The series follows Massachusetts District Attorney Andy Barber (Chris Evans), who begins working with the cops to investigate the murder of an eighth grader in his small town and very quickly learns that the main suspect is a classmate — his son, Jacob (Jaeden Martell). But instead of examining the case through Jacob’s eyes, the story is told through Andy and his wife Laurie’s (Michelle Dockery) as they grapple with the accusations against the child they thought they knew.

Dockery was last seen on the small screen as a Southern con artist in TNT’s Good Behavior. But for Defending Jacob, the Brit best known as Downton Abbey’s Lady Mary didn’t even attempt to make her American accent a notoriously difficult Boston one.

“I love a challenge. If it had been a Boston accent, I would have gone for it. I would have dove in and hoped for the best,” says Dockery. “It’s not an easy accent, so I was pleased that it was just a general American accent for Laurie. I do really enjoy playing characters that have accents and are from completely different backgrounds from me. I’ve rarely played characters that are my own voice. I think I’ve done one project where it was my voice, everything else has been an accent.”

The entry point for the series, really, is through Andy and Laurie’s struggle to come to terms with the fact that maybe they didn’t know their child as well as they thought they did, and the ethically and morally questionable things that these normally law-abiding parents would do to protect him.

“This is, in many ways, a nightmare.
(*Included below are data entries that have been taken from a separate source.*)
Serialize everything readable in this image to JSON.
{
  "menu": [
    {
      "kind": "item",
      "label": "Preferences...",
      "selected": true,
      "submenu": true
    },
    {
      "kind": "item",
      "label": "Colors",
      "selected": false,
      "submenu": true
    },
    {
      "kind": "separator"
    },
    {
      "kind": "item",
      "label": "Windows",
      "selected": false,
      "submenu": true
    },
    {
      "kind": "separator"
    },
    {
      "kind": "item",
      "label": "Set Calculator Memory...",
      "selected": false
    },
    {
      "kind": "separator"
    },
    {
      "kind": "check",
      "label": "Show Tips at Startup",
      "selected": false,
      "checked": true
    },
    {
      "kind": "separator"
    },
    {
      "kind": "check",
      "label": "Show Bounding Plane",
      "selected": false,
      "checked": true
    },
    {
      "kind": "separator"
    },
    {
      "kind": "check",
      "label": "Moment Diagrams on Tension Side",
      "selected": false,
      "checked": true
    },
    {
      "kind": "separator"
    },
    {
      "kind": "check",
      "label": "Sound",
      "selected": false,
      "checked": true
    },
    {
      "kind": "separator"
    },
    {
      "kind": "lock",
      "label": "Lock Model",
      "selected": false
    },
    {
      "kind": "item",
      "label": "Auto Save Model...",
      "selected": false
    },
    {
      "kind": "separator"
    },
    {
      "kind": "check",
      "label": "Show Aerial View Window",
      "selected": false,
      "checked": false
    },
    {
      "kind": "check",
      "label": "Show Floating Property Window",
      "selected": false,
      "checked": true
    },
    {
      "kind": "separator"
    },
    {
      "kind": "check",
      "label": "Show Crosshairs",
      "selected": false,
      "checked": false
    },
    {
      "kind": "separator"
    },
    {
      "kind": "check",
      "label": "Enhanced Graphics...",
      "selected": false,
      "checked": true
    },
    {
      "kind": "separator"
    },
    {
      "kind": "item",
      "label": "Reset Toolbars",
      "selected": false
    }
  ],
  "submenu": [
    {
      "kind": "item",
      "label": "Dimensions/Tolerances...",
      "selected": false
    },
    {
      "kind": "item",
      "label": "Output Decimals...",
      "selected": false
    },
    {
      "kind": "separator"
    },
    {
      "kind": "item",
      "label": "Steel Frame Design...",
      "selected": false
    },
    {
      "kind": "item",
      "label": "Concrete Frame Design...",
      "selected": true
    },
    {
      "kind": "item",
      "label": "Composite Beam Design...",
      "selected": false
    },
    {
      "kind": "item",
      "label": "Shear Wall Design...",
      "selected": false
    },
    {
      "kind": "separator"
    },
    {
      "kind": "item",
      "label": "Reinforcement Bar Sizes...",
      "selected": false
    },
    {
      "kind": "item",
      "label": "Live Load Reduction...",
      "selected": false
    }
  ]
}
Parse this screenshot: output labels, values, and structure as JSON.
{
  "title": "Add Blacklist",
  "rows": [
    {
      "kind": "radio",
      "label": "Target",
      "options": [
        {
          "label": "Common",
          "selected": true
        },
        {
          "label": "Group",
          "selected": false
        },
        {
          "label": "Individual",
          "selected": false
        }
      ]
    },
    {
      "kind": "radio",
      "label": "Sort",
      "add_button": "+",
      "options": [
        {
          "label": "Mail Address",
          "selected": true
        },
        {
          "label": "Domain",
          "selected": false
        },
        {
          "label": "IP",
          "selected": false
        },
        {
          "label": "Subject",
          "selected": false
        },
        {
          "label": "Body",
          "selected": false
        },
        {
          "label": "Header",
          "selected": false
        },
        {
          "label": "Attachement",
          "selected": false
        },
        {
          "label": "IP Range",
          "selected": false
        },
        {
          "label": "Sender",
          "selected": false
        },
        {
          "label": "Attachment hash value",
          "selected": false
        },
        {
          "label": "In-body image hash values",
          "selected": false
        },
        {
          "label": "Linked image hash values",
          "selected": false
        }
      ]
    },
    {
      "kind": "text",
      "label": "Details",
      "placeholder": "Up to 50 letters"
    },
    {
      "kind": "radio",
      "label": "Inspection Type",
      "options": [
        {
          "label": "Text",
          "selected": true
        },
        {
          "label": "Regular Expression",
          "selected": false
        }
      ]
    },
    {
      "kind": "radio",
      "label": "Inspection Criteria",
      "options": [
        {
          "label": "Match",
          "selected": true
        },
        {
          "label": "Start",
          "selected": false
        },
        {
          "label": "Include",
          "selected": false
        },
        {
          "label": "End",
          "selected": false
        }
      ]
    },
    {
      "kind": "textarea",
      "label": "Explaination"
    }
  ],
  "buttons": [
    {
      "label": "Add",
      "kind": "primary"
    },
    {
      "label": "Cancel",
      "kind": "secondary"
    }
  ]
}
It’s the worst possible thing that could happen to a parent,” says Bomback. As investigators, they’re way too biased. “They have everything to lose, and they’re going to bring so many facts to this that may be irrelevant, maybe aren’t. In many ways, my job was to give you this very subjective experience watching it, that you are the third parent in this equation and trying to weigh in. What do I think? Hopefully the audience at some points will say, ‘Oh, I’m sure he must have done it.’ ‘Oh, I don’t think he did do it.’ And part of the fun, for lack of a better word, is where does that intersect with where the parents’ heads are at that same moment?”

And while Andy makes some decisions that a good prosecutor would know skirt the boundaries of what is ethically acceptable, Laurie is consumed with guilt that she had dismissed some of Jacob’s questionable behavior in the past, and that she could potentially be culpable in a child’s death.

Says Dockery, “There are two parents that are both trying to cope in their own way. And at times it really clashes, and it begins to chip away at their relationship. Another great thing about the show is that it really explores a marriage and what something like this could do to a couple.”